"Quando vier a Primavera"
Se eu já estiver morto,
As flores florirão da mesma maneira
E as árvores não serão menos verdes que na Primavera passada.
A realidade não precisa de mim.
Sinto uma alegria enorme
Ao pensar que a minha morte não tem importância nenhuma.
Se soubesse que amanhã morria
E a Primavera era depois de amanhã,
Morreria contente, porque ela era depois de amanhã.
Se esse é o seu tempo, quando havia ela de vir senão no seu tempo?
Gosto que tudo seja real e que tudo esteja certo;
E gosto porque assim seria, mesmo que eu não gostasse.
Por isso, se morrer agora, morro contente,
Porque tudo é real e tudo está certo.
Podem rezar latim sobre o meu caixão, se quiserem.
Se quiserem, podem dançar e cantar à roda dele.
Não tenho preferências para quando já não puder ter preferências.
O que for, quando for, é que será o que é. " (1)
Fernando Pessoa criou múltiplos heterónimos. Será possível saber que foi o Fernando nascido em Lisboa e que foi poeta? E que heterónimo mais nos apela? Qual o que mais caracterizará essa criança nascida num dia de junho de 1888? Alberto Caiero (perdoem essa preferência) é uma das mais fascinantes criações de Pessoa. De algum modo el próprio o assumiu como seu mestre e se o fosse possível talvez o tenha querido ser. Ser Alberto Caeiro hoje será ainda um sinal de sabedoria. Mas quem o poderá ser numa sociedade globalizada, massificada, onde o individual se perde?
Alberto Caeiro
é mais do que o poeta da Natureza, há nele uma metafísica que se ausenta em si,
apenas pela possibilidade de absorver a materialidade do mundo pelos sentidos.

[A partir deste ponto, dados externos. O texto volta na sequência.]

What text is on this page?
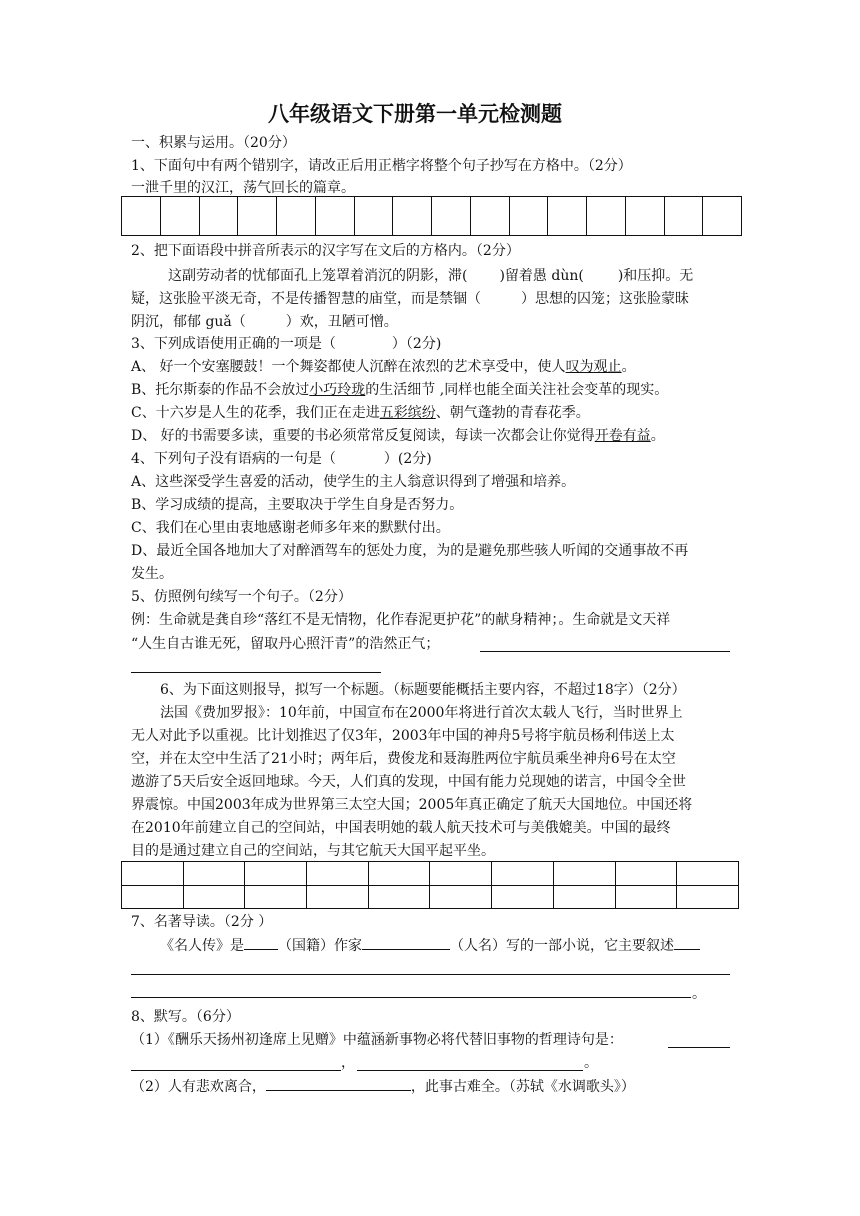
八年级语文下册第一单元检测题
一、积累与运用。（20分）
1、下面句中有两个错别字，请改正后用正楷字将整个句子抄写在方格中。（2分）
一泄千里的汉江，荡气回长的篇章。

2、把下面语段中拼音所表示的汉字写在文后的方格内。（2分）
这副劳动者的忧郁面孔上笼罩着消沉的阴影，滞( )留着愚 dùn( )和压抑。无
疑，这张脸平淡无奇，不是传播智慧的庙堂，而是禁锢（	）思想的囚笼；这张脸蒙昧
阴沉，郁郁 guǎ（	）欢，丑陋可憎。
3、下列成语使用正确的一项是（	）（2分)
A、 好一个安塞腰鼓！一个舞姿都使人沉醉在浓烈的艺术享受中，使人叹为观止。
B、托尔斯泰的作品不会放过小巧玲珑的生活细节 ,同样也能全面关注社会变革的现实。
C、十六岁是人生的花季，我们正在走进五彩缤纷、朝气蓬勃的青春花季。
D、 好的书需要多读，重要的书必须常常反复阅读，每读一次都会让你觉得开卷有益。
4、下列句子没有语病的一句是（	）(2分)
A、这些深受学生喜爱的活动，使学生的主人翁意识得到了增强和培养。
B、学习成绩的提高，主要取决于学生自身是否努力。
C、我们在心里由衷地感谢老师多年来的默默付出。
D、最近全国各地加大了对醉酒驾车的惩处力度，为的是避免那些骇人听闻的交通事故不再
发生。
5、仿照例句续写一个句子。（2分）
例：生命就是龚自珍“落红不是无情物，化作春泥更护花”的献身精神；。生命就是文天祥
“人生自古谁无死，留取丹心照汗青”的浩然正气；
6、为下面这则报导，拟写一个标题。（标题要能概括主要内容，不超过18字）（2分）
法国《费加罗报》：10年前，中国宣布在2000年将进行首次太载人飞行，当时世界上
无人对此予以重视。比计划推迟了仅3年，2003年中国的神舟5号将宇航员杨利伟送上太
空，并在太空中生活了21小时；两年后，费俊龙和聂海胜两位宇航员乘坐神舟6号在太空
遨游了5天后安全返回地球。今天，人们真的发现，中国有能力兑现她的诺言，中国令全世
界震惊。中国2003年成为世界第三太空大国；2005年真正确定了航天大国地位。中国还将
在2010年前建立自己的空间站，中国表明她的载人航天技术可与美俄媲美。中国的最终
目的是通过建立自己的空间站，与其它航天大国平起平坐。

7、名著导读。（2分 ）
《名人传》是 （国籍）作家	（人名）写的一部小说，它主要叙述
。
8、默写。（6分）
（1）《酬乐天扬州初逢席上见赠》中蕴涵新事物必将代替旧事物的哲理诗句是：
，	。
（2）人有悲欢离合，	，此事古难全。（苏轼《水调歌头》）
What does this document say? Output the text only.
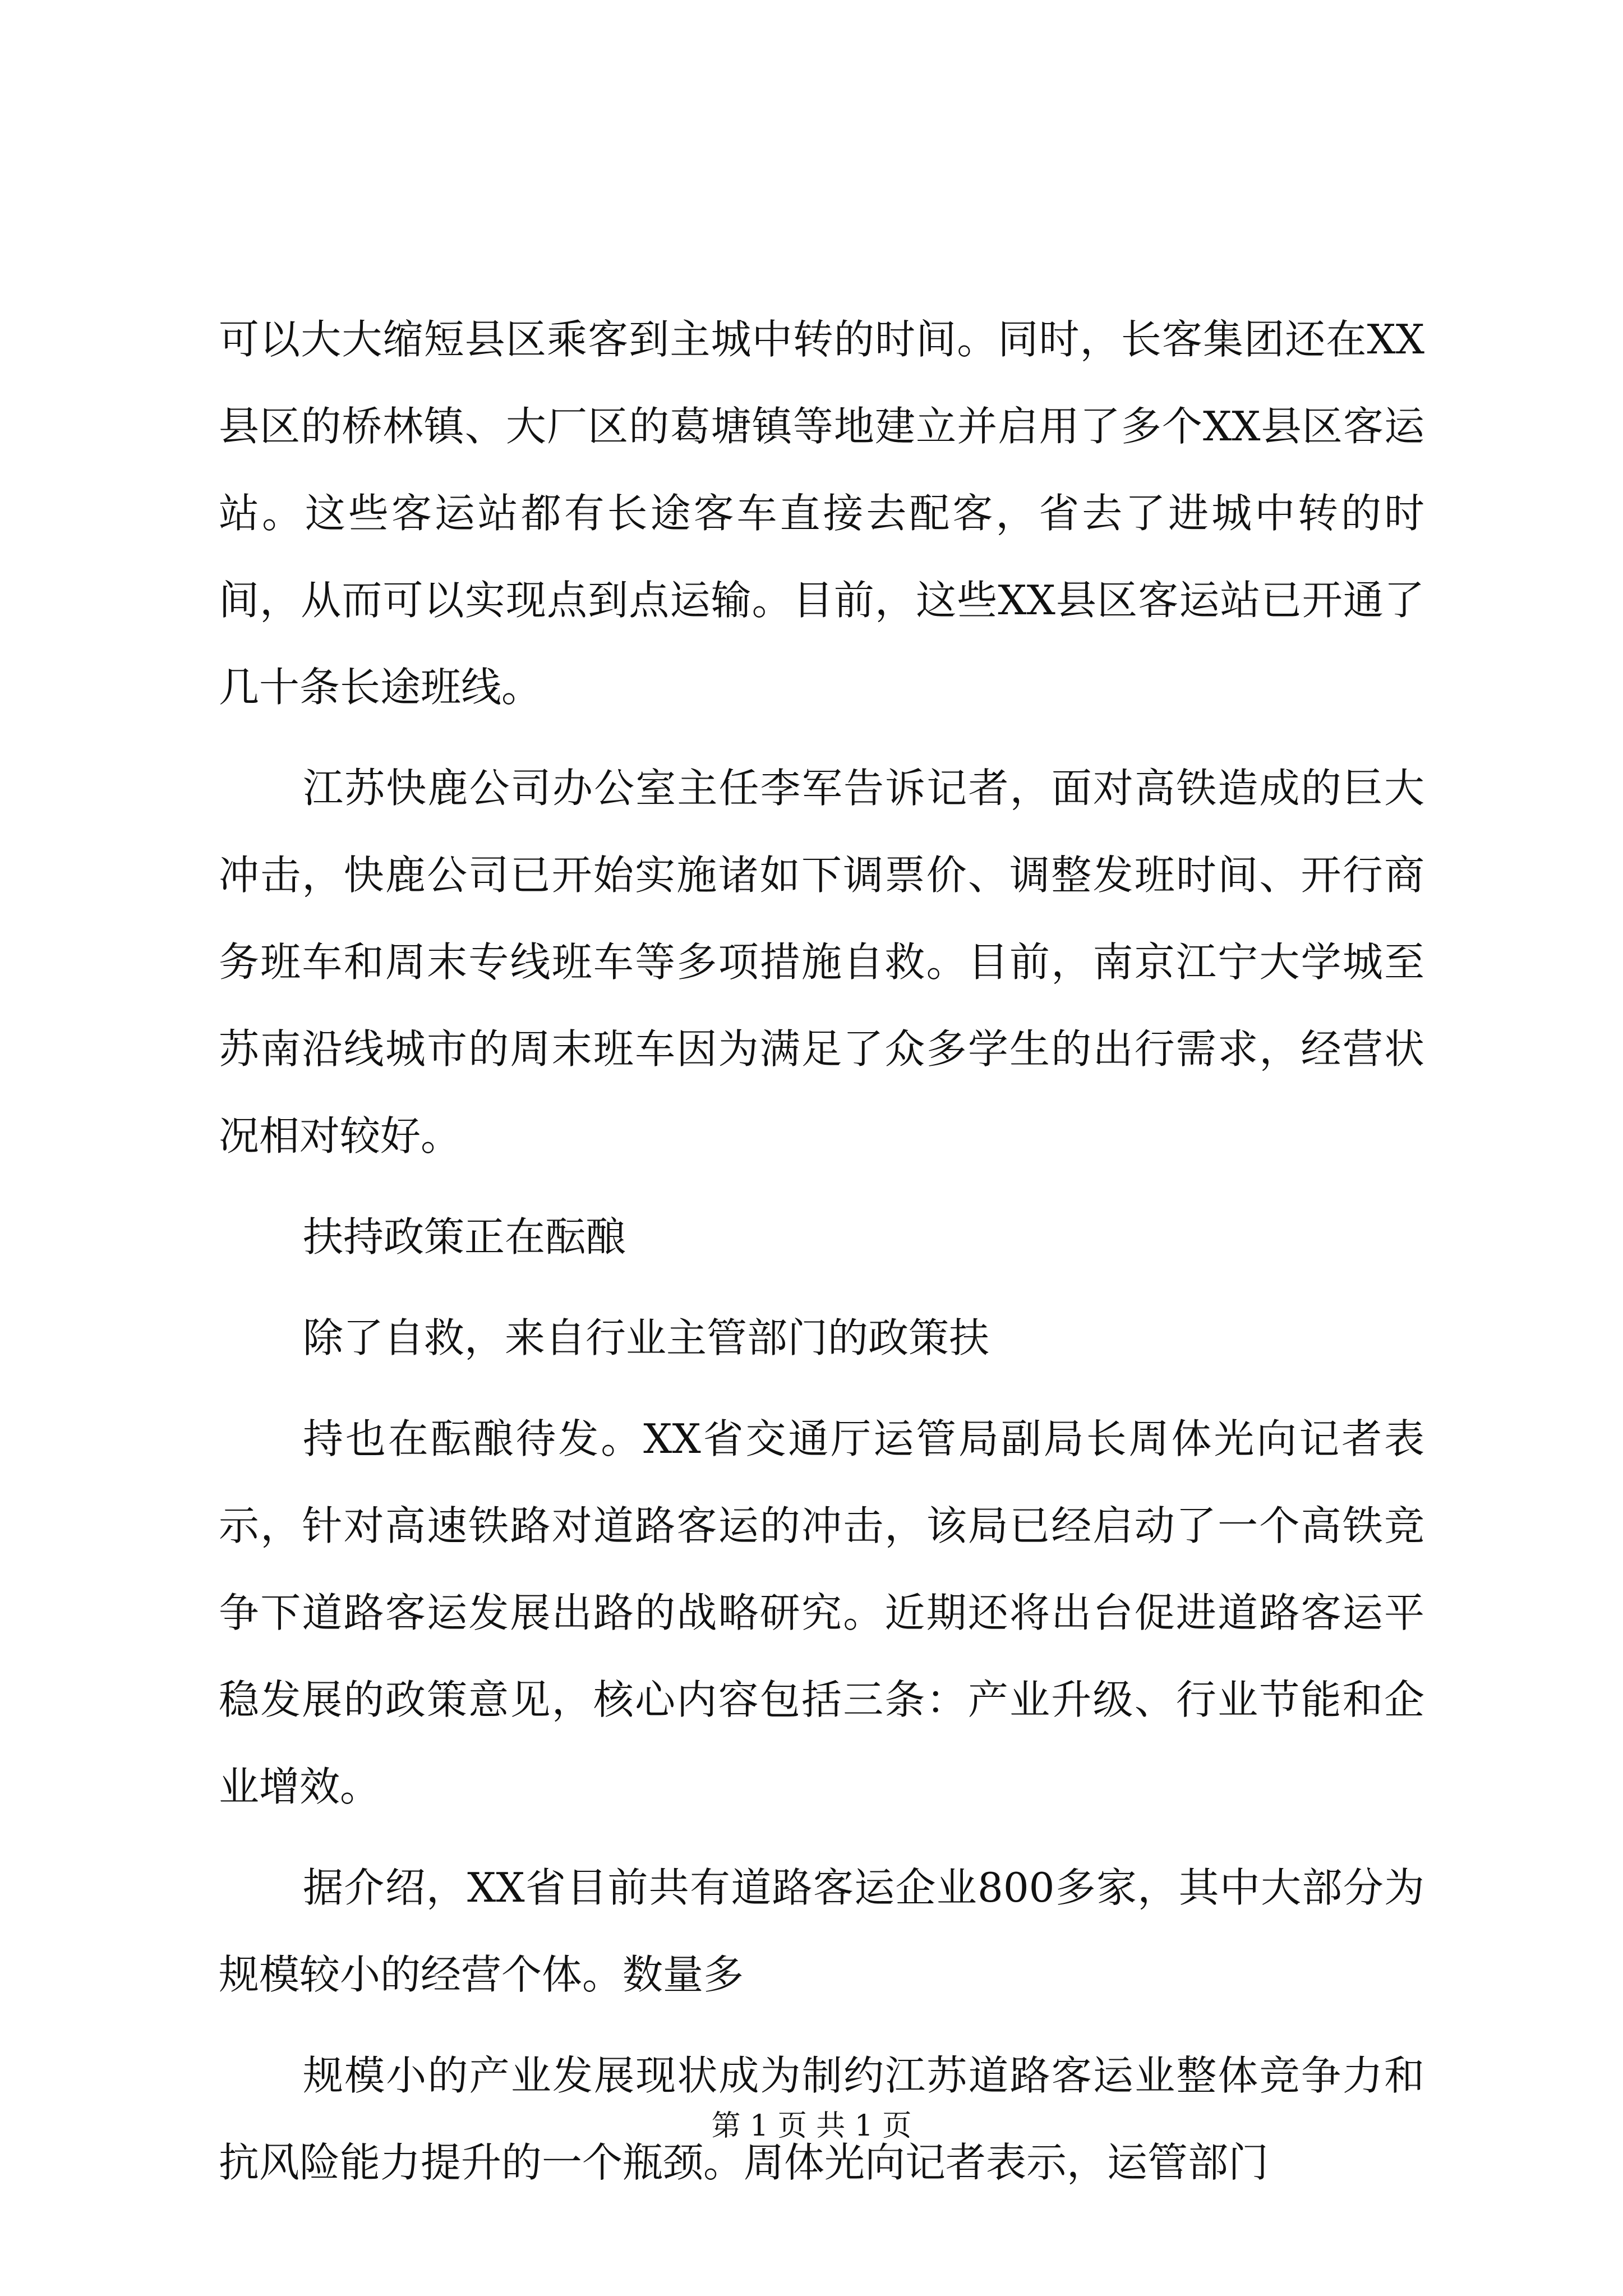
可以大大缩短县区乘客到主城中转的时间。同时，长客集团还在XX县区的桥林镇、大厂区的葛塘镇等地建立并启用了多个XX县区客运站。这些客运站都有长途客车直接去配客，省去了进城中转的时间，从而可以实现点到点运输。目前，这些XX县区客运站已开通了几十条长途班线。

江苏快鹿公司办公室主任李军告诉记者，面对高铁造成的巨大冲击，快鹿公司已开始实施诸如下调票价、调整发班时间、开行商务班车和周末专线班车等多项措施自救。目前，南京江宁大学城至苏南沿线城市的周末班车因为满足了众多学生的出行需求，经营状况相对较好。

扶持政策正在酝酿

除了自救，来自行业主管部门的政策扶

持也在酝酿待发。XX省交通厅运管局副局长周体光向记者表示，针对高速铁路对道路客运的冲击，该局已经启动了一个高铁竞争下道路客运发展出路的战略研究。近期还将出台促进道路客运平稳发展的政策意见，核心内容包括三条：产业升级、行业节能和企业增效。

据介绍，XX省目前共有道路客运企业800多家，其中大部分为规模较小的经营个体。数量多

规模小的产业发展现状成为制约江苏道路客运业整体竞争力和抗风险能力提升的一个瓶颈。周体光向记者表示，运管部门

第 1 页 共 1 页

Alberto Caeiro é uma representação de uma felicidade difícil de concretizar,
quase no sentido em que os orientais a postularam.
As sensações,
a cor das coisas, os cheiros, como única chave para se estar no mundo parece
quase infantil, mas é de uma enorme sabedoria, um pouco como a ideia de grega
do mundo como ordem, como beleza.
Alberto Caeiro
nasceu, pelas palavras de Pessoa, de uma forma lúdica e ele à poesia
contemporânea que, desde o final do século XIX, via na Natureza a redenção para
um homem que se tinha deixado escravizar pelo económico e por uma sociedade
longe de um coração. A Natureza aparecia poeticamente como redentora de
possibilidades, situação que encontramos em Wordsworth, Thoreau ou em Walt
Whitman.
Alberto Caeiro
ultrapassa esta ideia de cura pela natureza, de alternativa a uma sociedade
urbana doente. A Natureza, em Caeiro, é uma forma de apreender o mundo, um
desenho de vida que se sabe suficiente por existir, como qualquer átomo, sem
ter necessidade de valores preconcebidos, analisados pelo pensamento. É esse o fascínio
de Caeiro, a apreensão do mundo como vindo de si, como uma realidade possível na
sua respiração, atenta ao espanto inicial de descobrir o que lhe é dado ver. Há
em Caeiro não uma religião, mas uma religiosidade pela imanência do ato de
existir, o sagrado da vida. Caeiro é a versão mais otimista e mais espiritual
de Fernando Pessoa.
Com Alberto Caeiro
estamos mais perto da criação e da epifania como forma de sonhar. É essa
epifania, que faz da arte uma matéria-prima do homem, que permite verificar o que
se ausenta na nossa natureza, o que nos escapa numa curta existência. Caeiro
chega a ser um ideal, um propósito de vida que é a “ciência de ver”, isto é, de
verificar o que é distinto só por si, criando uma linguagem naquilo que ele
considerava a energia observável do mundo, sem filosofia, sem pensamento. O
livro de Caeiro divide os poemas essencialmente entre “O Guardador de
Rebanhos”, “O Pastor Amoroso” e “Os Poemas Inconjuntos,” existindo ainda
“Fragmentos” e “Poemas”, de atribuição incerta, e algumas prosas.
Pessoa,
através de Caeiro, é do mais sublime que a criação humana pôs nas letras, no sentido
de explicar a universalidade do homem. A genialidade e o seu mistério aguardam pois
novos leitores, nos séculos imaginados dos sonhos que Pessoa nos deixou.
(1) - Poemas Inconjuntos”. In Poemas de Alberto Caeiro.
Fernando Pessoa. (Nota explicativa e notas de João Gaspar Simões e Luiz de
Montalvor.) Lisboa: Ática, 1946 (10ª ed. 1993).